Pablo Picasso. Toro echado, Cannes,1957. Museo Picasso Málaga. Donación de Christine Ruiz-Picasso. Foto: Rafael Lobato © Museo Picasso Málaga

AUTUMN EXHIBITION: "THE PARIS OF BRASSAÏ. PHOTOGRAPHS OF THE CITY PICASSO LOVED"

29/04/2021

This Autumn, Museo Picasso Málaga will be presenting an exhibition that will display the work of one of the most famous photographers of the first half of the 20th century, whose work helped to create the universal public image of Paris, the Eternal City.

Brassaï’s photographs invite the observer to wander through Paris, with the Seine, Nôtre Dame, the brothels and the markets. He brilliantly captured the artistic and social scene in his many shots of the politically engaged Parisian intellectual circles of the 30s and 40s, from Sartre to Beckett.

Brassaï arrived in Paris from Hungary in 1924. He gradually discovered the powerful urban drive and social idiosyncrasies of the great metropolis. While he initially explored the city’s nightlife, over time he began to create a precise X-ray of its architecture and its people.
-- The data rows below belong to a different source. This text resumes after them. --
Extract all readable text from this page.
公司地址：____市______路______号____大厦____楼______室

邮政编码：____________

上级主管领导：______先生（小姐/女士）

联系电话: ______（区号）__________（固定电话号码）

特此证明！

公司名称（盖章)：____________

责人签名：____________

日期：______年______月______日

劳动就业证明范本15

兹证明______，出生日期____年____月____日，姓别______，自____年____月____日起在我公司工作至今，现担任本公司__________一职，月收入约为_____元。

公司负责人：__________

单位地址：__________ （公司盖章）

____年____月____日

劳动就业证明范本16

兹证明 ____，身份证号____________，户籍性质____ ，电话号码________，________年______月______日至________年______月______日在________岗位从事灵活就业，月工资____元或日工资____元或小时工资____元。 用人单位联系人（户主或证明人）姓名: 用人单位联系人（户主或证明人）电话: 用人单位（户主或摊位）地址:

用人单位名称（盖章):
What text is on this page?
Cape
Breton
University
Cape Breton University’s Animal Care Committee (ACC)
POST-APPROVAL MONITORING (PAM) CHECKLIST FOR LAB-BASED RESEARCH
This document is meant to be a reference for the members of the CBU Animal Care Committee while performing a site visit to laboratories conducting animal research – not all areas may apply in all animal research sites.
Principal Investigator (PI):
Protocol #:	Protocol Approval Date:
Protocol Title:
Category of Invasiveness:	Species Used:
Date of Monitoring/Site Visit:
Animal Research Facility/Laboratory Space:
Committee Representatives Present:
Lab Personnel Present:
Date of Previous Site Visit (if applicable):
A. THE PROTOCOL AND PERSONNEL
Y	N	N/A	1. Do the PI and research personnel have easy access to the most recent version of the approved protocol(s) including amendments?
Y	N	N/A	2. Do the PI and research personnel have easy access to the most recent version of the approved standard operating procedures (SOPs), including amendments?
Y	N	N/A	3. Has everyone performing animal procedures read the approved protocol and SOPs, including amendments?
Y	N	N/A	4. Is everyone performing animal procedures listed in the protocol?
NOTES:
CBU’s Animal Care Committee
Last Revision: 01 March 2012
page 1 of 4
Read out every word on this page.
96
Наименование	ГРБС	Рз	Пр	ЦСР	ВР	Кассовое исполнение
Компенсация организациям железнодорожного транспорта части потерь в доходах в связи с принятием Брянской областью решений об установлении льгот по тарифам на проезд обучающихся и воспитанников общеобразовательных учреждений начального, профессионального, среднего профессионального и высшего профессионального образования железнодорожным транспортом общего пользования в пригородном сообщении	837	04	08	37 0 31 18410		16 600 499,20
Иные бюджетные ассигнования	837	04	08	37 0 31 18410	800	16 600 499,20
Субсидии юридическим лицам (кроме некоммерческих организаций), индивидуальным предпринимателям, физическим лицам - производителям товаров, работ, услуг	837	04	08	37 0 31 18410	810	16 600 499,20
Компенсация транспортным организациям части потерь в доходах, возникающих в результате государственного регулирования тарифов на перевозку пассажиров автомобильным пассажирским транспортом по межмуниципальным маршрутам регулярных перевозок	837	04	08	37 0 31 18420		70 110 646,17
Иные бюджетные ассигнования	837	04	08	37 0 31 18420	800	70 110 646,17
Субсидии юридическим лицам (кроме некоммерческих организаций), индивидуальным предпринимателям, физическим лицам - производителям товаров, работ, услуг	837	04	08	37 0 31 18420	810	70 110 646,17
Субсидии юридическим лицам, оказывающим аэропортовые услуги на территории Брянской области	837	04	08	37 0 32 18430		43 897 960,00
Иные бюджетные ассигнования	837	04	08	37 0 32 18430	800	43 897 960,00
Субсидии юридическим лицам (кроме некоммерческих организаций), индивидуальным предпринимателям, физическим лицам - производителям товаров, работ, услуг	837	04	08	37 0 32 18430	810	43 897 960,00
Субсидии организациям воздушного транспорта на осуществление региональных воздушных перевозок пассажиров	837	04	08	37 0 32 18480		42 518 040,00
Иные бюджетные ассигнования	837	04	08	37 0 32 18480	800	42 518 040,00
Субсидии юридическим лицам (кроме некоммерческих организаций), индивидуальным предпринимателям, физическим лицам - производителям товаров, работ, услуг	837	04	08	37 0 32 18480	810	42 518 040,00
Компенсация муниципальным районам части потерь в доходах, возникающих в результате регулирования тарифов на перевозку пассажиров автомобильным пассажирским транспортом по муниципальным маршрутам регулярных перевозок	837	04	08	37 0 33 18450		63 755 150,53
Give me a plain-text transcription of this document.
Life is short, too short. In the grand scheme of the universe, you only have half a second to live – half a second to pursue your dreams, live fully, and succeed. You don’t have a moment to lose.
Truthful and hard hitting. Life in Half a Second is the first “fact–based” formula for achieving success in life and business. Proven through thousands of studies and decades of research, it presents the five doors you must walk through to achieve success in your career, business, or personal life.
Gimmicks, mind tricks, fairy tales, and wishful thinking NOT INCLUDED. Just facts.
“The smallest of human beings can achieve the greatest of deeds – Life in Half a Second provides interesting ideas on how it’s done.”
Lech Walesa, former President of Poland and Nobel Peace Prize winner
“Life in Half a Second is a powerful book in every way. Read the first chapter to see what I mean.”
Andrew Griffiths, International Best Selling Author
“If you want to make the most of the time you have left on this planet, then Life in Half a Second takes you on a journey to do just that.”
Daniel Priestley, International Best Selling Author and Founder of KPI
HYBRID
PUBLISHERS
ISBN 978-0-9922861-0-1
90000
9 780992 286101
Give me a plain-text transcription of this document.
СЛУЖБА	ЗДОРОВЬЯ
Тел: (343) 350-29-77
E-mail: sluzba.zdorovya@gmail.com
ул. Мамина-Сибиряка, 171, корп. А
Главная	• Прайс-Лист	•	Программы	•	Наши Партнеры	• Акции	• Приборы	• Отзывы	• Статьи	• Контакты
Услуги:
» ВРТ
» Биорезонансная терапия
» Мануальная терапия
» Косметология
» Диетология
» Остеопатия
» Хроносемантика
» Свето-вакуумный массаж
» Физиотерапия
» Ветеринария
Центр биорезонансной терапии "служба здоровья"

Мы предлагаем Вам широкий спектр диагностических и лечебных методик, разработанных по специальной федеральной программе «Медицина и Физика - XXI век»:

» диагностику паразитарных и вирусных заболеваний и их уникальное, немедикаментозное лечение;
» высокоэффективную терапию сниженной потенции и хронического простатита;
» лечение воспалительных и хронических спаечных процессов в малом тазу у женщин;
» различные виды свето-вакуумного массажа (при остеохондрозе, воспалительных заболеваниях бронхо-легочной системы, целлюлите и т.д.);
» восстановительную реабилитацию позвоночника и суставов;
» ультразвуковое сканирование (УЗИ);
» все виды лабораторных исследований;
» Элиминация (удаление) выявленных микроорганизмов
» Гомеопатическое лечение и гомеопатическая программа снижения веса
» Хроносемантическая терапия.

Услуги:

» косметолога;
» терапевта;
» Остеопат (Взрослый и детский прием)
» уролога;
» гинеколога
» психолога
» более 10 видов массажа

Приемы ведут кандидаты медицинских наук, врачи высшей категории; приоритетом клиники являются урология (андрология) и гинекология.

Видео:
He joined the fascinating intellectual and artistic avant-garde community of which Picasso was a member, becoming one of its finest photographic eyewitnesses. Of the many relationships he established in Paris, with writers, essayists, dramatists and visual artists, the exhibition at MPM will focus on his close and productive professional and personal relationship with Pablo Picasso.

As a photographer, Brassaï constructed a visual topography of the City of Light (and shade), in the 1930s and 40s, but the exhibition also aims to show him as a prolific writer who could draw, write, and sculpt. The Paris of Brassaï. Photographs of the City Picasso Loved brings together more than 240 photographs, drawings and sculptures, mainly from the archives of the Brassaï family (Estate Brassaï Succession), along with around 30 works by Pablo Picasso, five works by other artists and over 40 publications, films, and a large amount of documentary material.

Estate Brassaï Succession has offered its special collaboration on this exhibition, and Fundación Unicaja has provided special collaboration and sponsorship. Structured in four sections, the exhibition relates the work of one of the most famous European photographers of the first half of the 20th century with film, the visual arts, literature, and music. Meanwhile, MPM’s educational and cultural programme will look at the evolution of the image during the 20th century: from photography to analogical and then digital film.